C’est une histoire assez étrange, qui donc a laissé beaucoup de gens incrédules une fois que le temps a passé son chiffon sur les faits écoulés.

En général, lorsque l’on se tourne vers son passé, on cherche les éléments importants qui ont jalonné sa vie. Ce sont plus que de simples et inoffensives balises, mais bel et bien des repères physiques à partir desquels la mémoire peut concentrer ses forces, à l’instar de ces pitons qui vous aident à gravir la montagne, et le passé est la plus colossale et la plus obscure des montagnes comme chacun sait, grandissant un peu plus chaque jour, plus haute au fur et à mesure, décourageante, sombre, infranchissable à jamais. Tout effort mental est un vrai effort physique. L’événement en question, votre mémoire le tient dans ses mains, elle le tourne et le retourne, ce morceau d’argile, tandis que vous en recherchez l’événement déclencheur un peu comme un aveugle chercherait les yeux dans le visage de la statue qu’il palpe.

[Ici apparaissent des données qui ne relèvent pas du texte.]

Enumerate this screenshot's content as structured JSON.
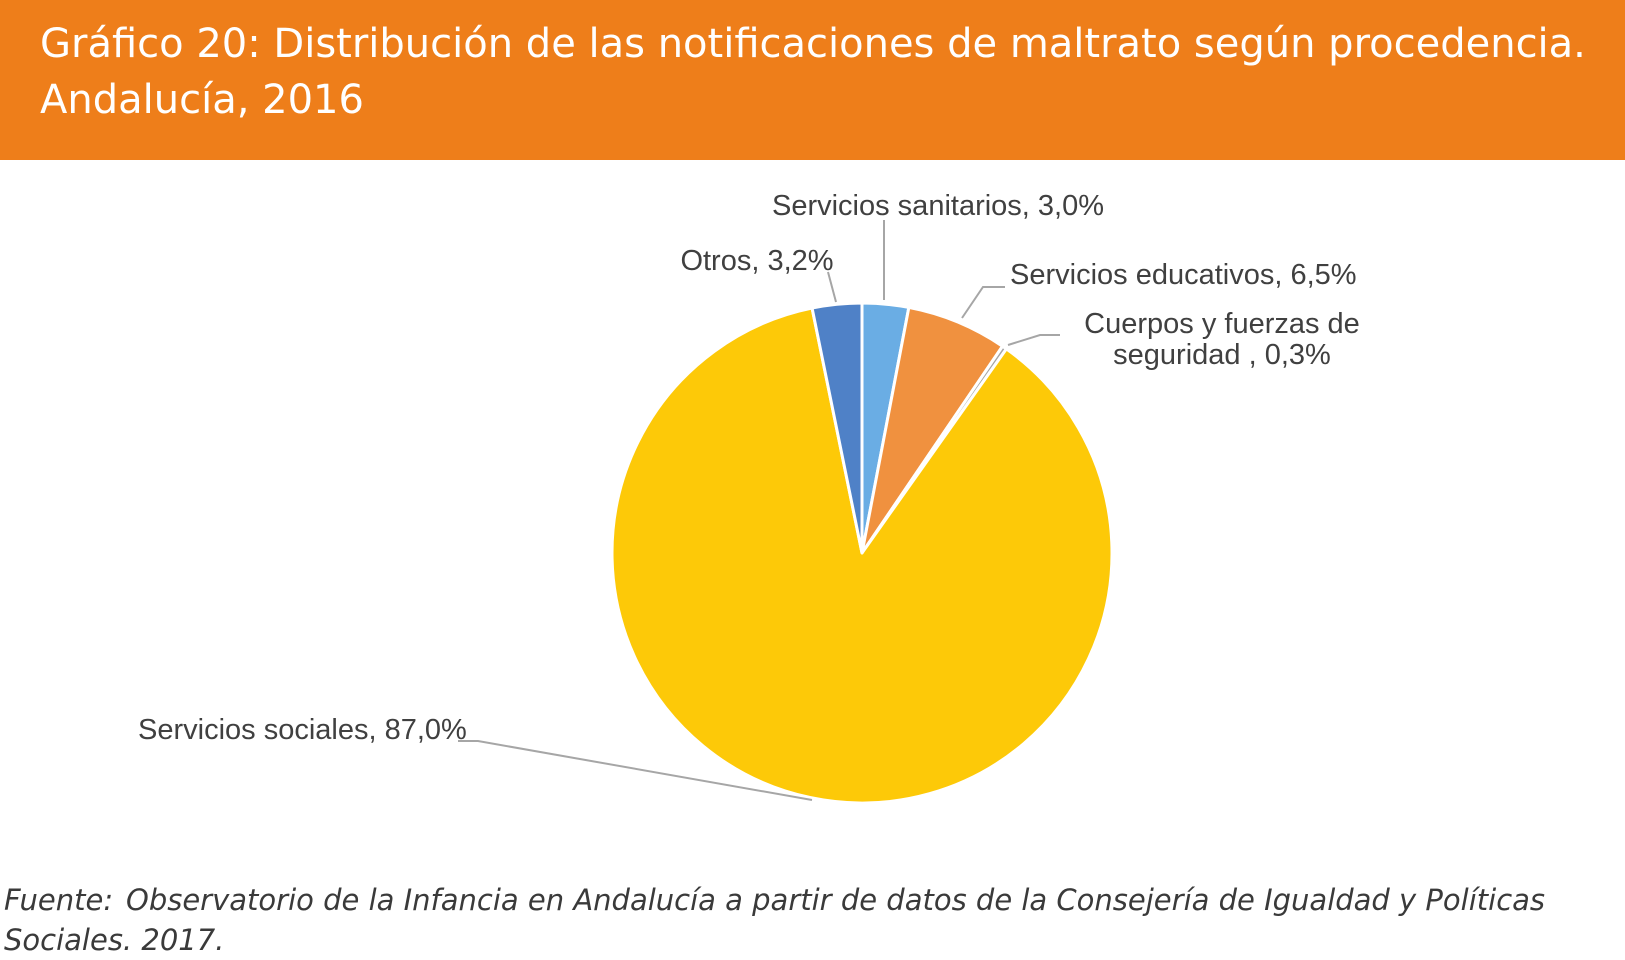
{
  "title": "Gráfico 20: Distribución de las notificaciones de maltrato según procedencia. Andalucía, 2016",
  "footer": {
    "label": "Fuente:",
    "text": "Observatorio de la Infancia en Andalucía a partir de datos de la Consejería de Igualdad y Políticas Sociales. 2017."
  },
  "colors": {
    "header_bg": "#EE7E1A",
    "leader_line": "#A6A6A6"
  },
  "chart_data": {
    "type": "pie",
    "title": "Gráfico 20: Distribución de las notificaciones de maltrato según procedencia. Andalucía, 2016",
    "slices": [
      {
        "name": "Servicios sanitarios",
        "value": 3.0,
        "label": "Servicios sanitarios, 3,0%",
        "color": "#6AADE4"
      },
      {
        "name": "Servicios educativos",
        "value": 6.5,
        "label": "Servicios educativos, 6,5%",
        "color": "#F0913F"
      },
      {
        "name": "Cuerpos y fuerzas de seguridad",
        "value": 0.3,
        "label": "Cuerpos y fuerzas de seguridad , 0,3%",
        "label_lines": [
          "Cuerpos y fuerzas de",
          "seguridad , 0,3%"
        ],
        "color": "#A5A5A5"
      },
      {
        "name": "Servicios sociales",
        "value": 87.0,
        "label": "Servicios sociales, 87,0%",
        "color": "#FDC908"
      },
      {
        "name": "Otros",
        "value": 3.2,
        "label": "Otros, 3,2%",
        "color": "#4F81C7"
      }
    ]
  }
}
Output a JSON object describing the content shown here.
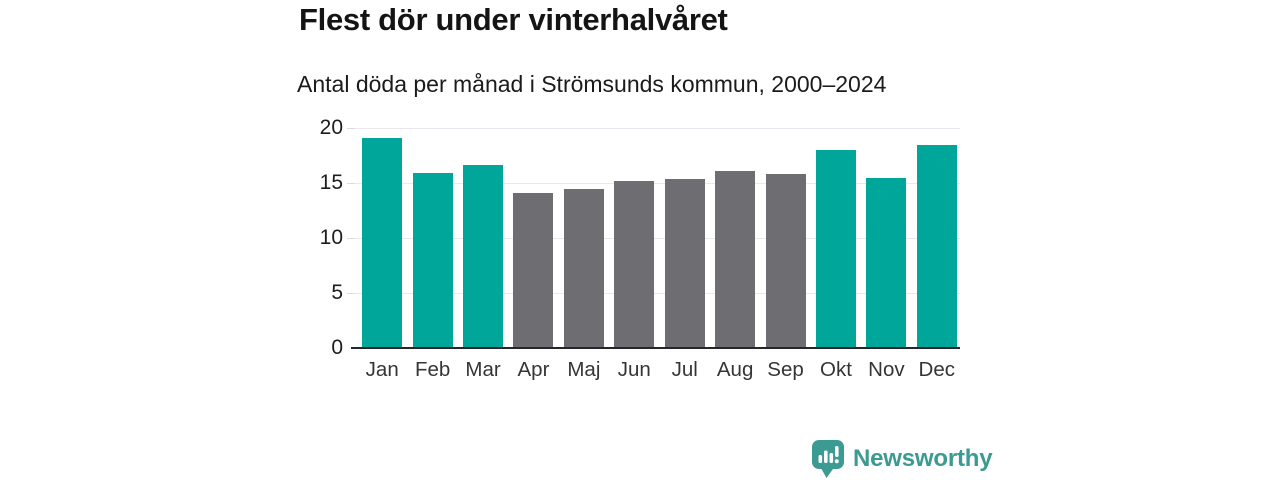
{
  "title": "Flest dör under vinterhalvåret",
  "subtitle": "Antal döda per månad i Strömsunds kommun, 2000–2024",
  "branding": {
    "logo_text": "Newsworthy",
    "logo_icon": "newsworthy-bar-chart-bubble-icon"
  },
  "colors": {
    "winter_bar": "#00a69a",
    "summer_bar": "#6d6d72",
    "grid": "#e8e8ee",
    "axis": "#26262a",
    "brand": "#3b9a92"
  },
  "chart_data": {
    "type": "bar",
    "title": "Flest dör under vinterhalvåret",
    "subtitle": "Antal döda per månad i Strömsunds kommun, 2000–2024",
    "categories": [
      "Jan",
      "Feb",
      "Mar",
      "Apr",
      "Maj",
      "Jun",
      "Jul",
      "Aug",
      "Sep",
      "Okt",
      "Nov",
      "Dec"
    ],
    "values": [
      19.1,
      15.9,
      16.6,
      14.1,
      14.5,
      15.2,
      15.4,
      16.1,
      15.8,
      18.0,
      15.5,
      18.5
    ],
    "bar_color_keys": [
      "winter_bar",
      "winter_bar",
      "winter_bar",
      "summer_bar",
      "summer_bar",
      "summer_bar",
      "summer_bar",
      "summer_bar",
      "summer_bar",
      "winter_bar",
      "winter_bar",
      "winter_bar"
    ],
    "xlabel": "",
    "ylabel": "",
    "ylim": [
      0,
      20
    ],
    "yticks": [
      0,
      5,
      10,
      15,
      20
    ],
    "grid": true,
    "legend": false
  }
}
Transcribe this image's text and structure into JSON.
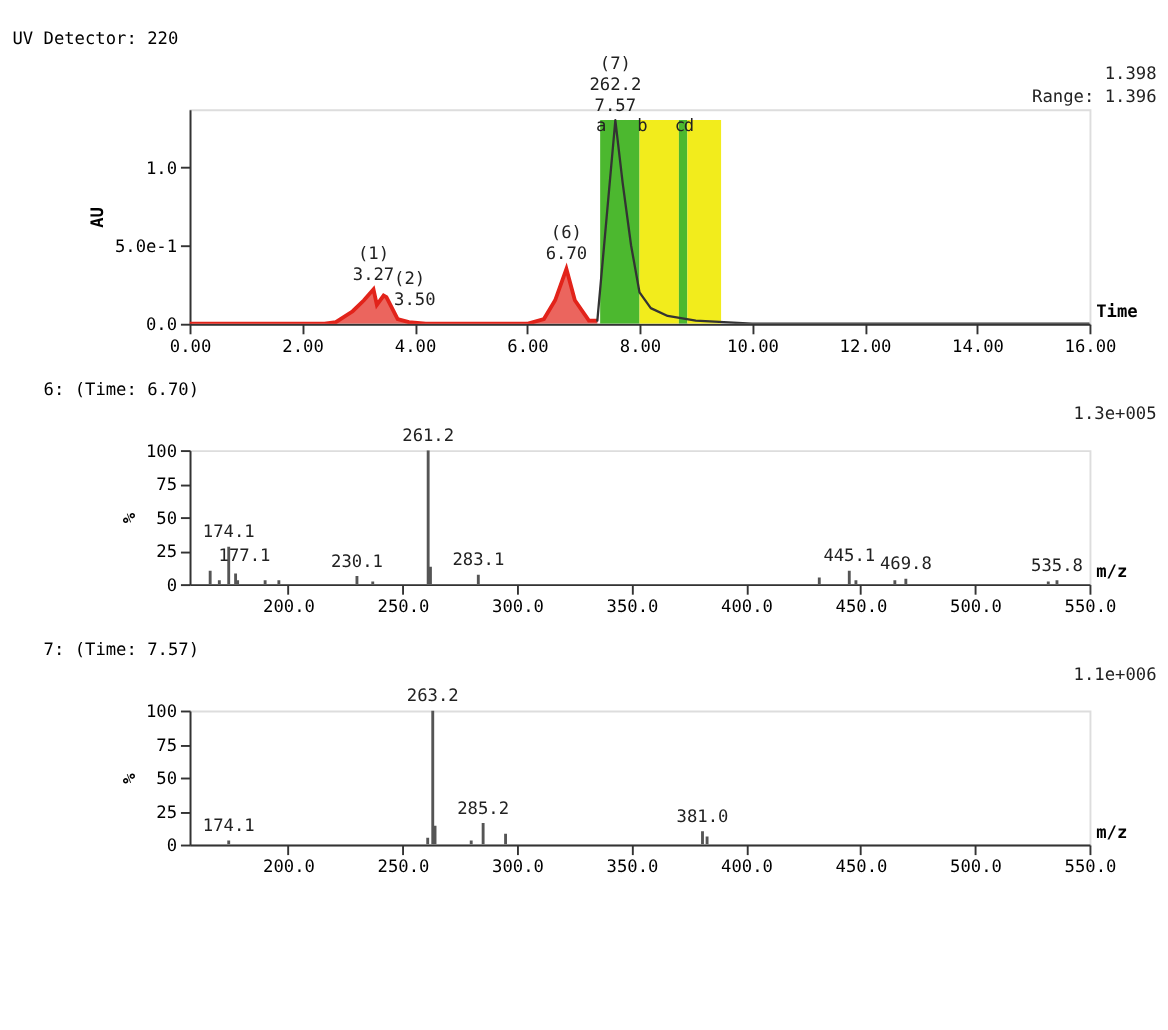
{
  "chart_data": [
    {
      "type": "line",
      "title": "UV Detector: 220",
      "xlabel": "Time",
      "ylabel": "AU",
      "xlim": [
        0,
        16
      ],
      "ylim": [
        0,
        1.37
      ],
      "xticks": [
        {
          "value": 0,
          "label": "0.00"
        },
        {
          "value": 2,
          "label": "2.00"
        },
        {
          "value": 4,
          "label": "4.00"
        },
        {
          "value": 6,
          "label": "6.00"
        },
        {
          "value": 8,
          "label": "8.00"
        },
        {
          "value": 10,
          "label": "10.00"
        },
        {
          "value": 12,
          "label": "12.00"
        },
        {
          "value": 14,
          "label": "14.00"
        },
        {
          "value": 16,
          "label": "16.00"
        }
      ],
      "yticks": [
        {
          "value": 0,
          "label": "0.0"
        },
        {
          "value": 0.5,
          "label": "5.0e-1"
        },
        {
          "value": 1,
          "label": "1.0"
        }
      ],
      "series": [
        {
          "type": "area",
          "color": "#e2231a",
          "x": [
            0,
            2.4,
            2.6,
            2.9,
            3.1,
            3.27,
            3.33,
            3.45,
            3.5,
            3.7,
            3.9,
            4.2,
            6.0,
            6.3,
            6.5,
            6.7,
            6.85,
            7.1,
            7.25
          ],
          "values": [
            0,
            0,
            0.01,
            0.08,
            0.15,
            0.22,
            0.12,
            0.18,
            0.17,
            0.03,
            0.01,
            0,
            0,
            0.03,
            0.15,
            0.35,
            0.15,
            0.02,
            0.02
          ]
        },
        {
          "type": "line",
          "color": "#333333",
          "x": [
            7.25,
            7.57,
            7.7,
            7.85,
            8.0,
            8.2,
            8.5,
            9.0,
            9.5,
            10,
            13,
            16
          ],
          "values": [
            0.02,
            1.3,
            0.9,
            0.5,
            0.2,
            0.1,
            0.05,
            0.02,
            0.01,
            0,
            0,
            0
          ]
        }
      ],
      "bands": [
        {
          "axis": "x",
          "from": 7.3,
          "to": 8.0,
          "color": "#4cb82f"
        },
        {
          "axis": "x",
          "from": 8.0,
          "to": 8.7,
          "color": "#f2ec1c"
        },
        {
          "axis": "x",
          "from": 8.7,
          "to": 8.85,
          "color": "#4cb82f"
        },
        {
          "axis": "x",
          "from": 8.85,
          "to": 9.45,
          "color": "#f2ec1c"
        }
      ],
      "annotations": [
        "1.398",
        "Range: 1.396",
        {
          "text": "(1)\n3.27",
          "x": 3.27,
          "y": 0.22
        },
        {
          "text": "(2)\n3.50",
          "x": 3.5,
          "y": 0.17
        },
        {
          "text": "(6)\n6.70",
          "x": 6.7,
          "y": 0.35
        },
        {
          "text": "(7)\n262.2\n7.57",
          "x": 7.57,
          "y": 1.3
        },
        {
          "text": "a",
          "x": 7.32,
          "y": 1.17
        },
        {
          "text": "b",
          "x": 8.05,
          "y": 1.17
        },
        {
          "text": "c",
          "x": 8.72,
          "y": 1.17
        },
        {
          "text": "d",
          "x": 8.88,
          "y": 1.17
        }
      ],
      "grid": false
    },
    {
      "type": "bar",
      "title": "6: (Time: 6.70)",
      "xlabel": "m/z",
      "ylabel": "%",
      "xlim": [
        157,
        550
      ],
      "ylim": [
        0,
        100
      ],
      "xticks": [
        {
          "value": 200,
          "label": "200.0"
        },
        {
          "value": 250,
          "label": "250.0"
        },
        {
          "value": 300,
          "label": "300.0"
        },
        {
          "value": 350,
          "label": "350.0"
        },
        {
          "value": 400,
          "label": "400.0"
        },
        {
          "value": 450,
          "label": "450.0"
        },
        {
          "value": 500,
          "label": "500.0"
        },
        {
          "value": 550,
          "label": "550.0"
        }
      ],
      "yticks": [
        0,
        25,
        50,
        75,
        100
      ],
      "x": [
        166,
        170,
        174.1,
        177.1,
        178,
        190,
        196,
        230.1,
        237,
        261.2,
        262.2,
        283.1,
        432,
        445.1,
        448,
        465,
        469.8,
        532,
        535.8
      ],
      "values": [
        10,
        3,
        28,
        8,
        3,
        3,
        3,
        6,
        2,
        100,
        13,
        7,
        5,
        10,
        3,
        3,
        4,
        2,
        3
      ],
      "color": "#555555",
      "annotations": [
        "1.3e+005",
        {
          "text": "174.1",
          "x": 174.1,
          "y": 28
        },
        {
          "text": "177.1",
          "x": 181,
          "y": 10
        },
        {
          "text": "230.1",
          "x": 230.1,
          "y": 6
        },
        {
          "text": "261.2",
          "x": 261.2,
          "y": 100
        },
        {
          "text": "283.1",
          "x": 283.1,
          "y": 7
        },
        {
          "text": "445.1",
          "x": 445.1,
          "y": 10
        },
        {
          "text": "469.8",
          "x": 469.8,
          "y": 4
        },
        {
          "text": "535.8",
          "x": 535.8,
          "y": 3
        }
      ],
      "grid": false
    },
    {
      "type": "bar",
      "title": "7: (Time: 7.57)",
      "xlabel": "m/z",
      "ylabel": "%",
      "xlim": [
        157,
        550
      ],
      "ylim": [
        0,
        100
      ],
      "xticks": [
        {
          "value": 200,
          "label": "200.0"
        },
        {
          "value": 250,
          "label": "250.0"
        },
        {
          "value": 300,
          "label": "300.0"
        },
        {
          "value": 350,
          "label": "350.0"
        },
        {
          "value": 400,
          "label": "400.0"
        },
        {
          "value": 450,
          "label": "450.0"
        },
        {
          "value": 500,
          "label": "500.0"
        },
        {
          "value": 550,
          "label": "550.0"
        }
      ],
      "yticks": [
        0,
        25,
        50,
        75,
        100
      ],
      "x": [
        174.1,
        261,
        263.2,
        264.2,
        280,
        285.2,
        295,
        381.0,
        383
      ],
      "values": [
        3,
        5,
        100,
        14,
        3,
        16,
        8,
        10,
        6
      ],
      "color": "#555555",
      "annotations": [
        "1.1e+006",
        {
          "text": "174.1",
          "x": 174.1,
          "y": 3
        },
        {
          "text": "263.2",
          "x": 263.2,
          "y": 100
        },
        {
          "text": "285.2",
          "x": 285.2,
          "y": 16
        },
        {
          "text": "381.0",
          "x": 381.0,
          "y": 10
        }
      ],
      "grid": false
    }
  ]
}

Des gens ont cru, dans l’histoire présente, que tout avait débuté avec cette agression cet après-midi chez moi. Il n’en est rien. C’est moi l’oracle, qui voit plus loin que la nuit, avec mes mains de femme. Ce sont, avec la peau et les sens, des organes d’exploration incomparables. C’est moi qui pour révéler triture et pétris. Entre mes paumes la statue parvient à devenir vivante, elle est granuleuse comme la Terre, et je le sens, ses yeux sont partout et nulle part à la fois, pareils à des ondes et des instincts. Son visage est celui de Paul. Mes mains l’explorent, en quête du moindre indice de changement. Cette régression patente et irrésistible dont il a été le siège, peu importe au fond qu’elle me dégoûte : un homme au travers sa nature profonde fait des choix qu’il ne comprend pas lui-même. Quant aux autres, ils n’ont pas vu grand-chose. En vérité, rien n’a commencé en juillet, dans mon mas de Provence, avec cette attaque en plein après-midi. Il n’y a pas de début hormis simplement la naissance de Paul, voilà un peu plus de quarante ans. Tout a été une suite logique du début jusqu’à la fin. Tout était écrit d’avance. Je crois beaucoup aux forces mystérieuses de la nature.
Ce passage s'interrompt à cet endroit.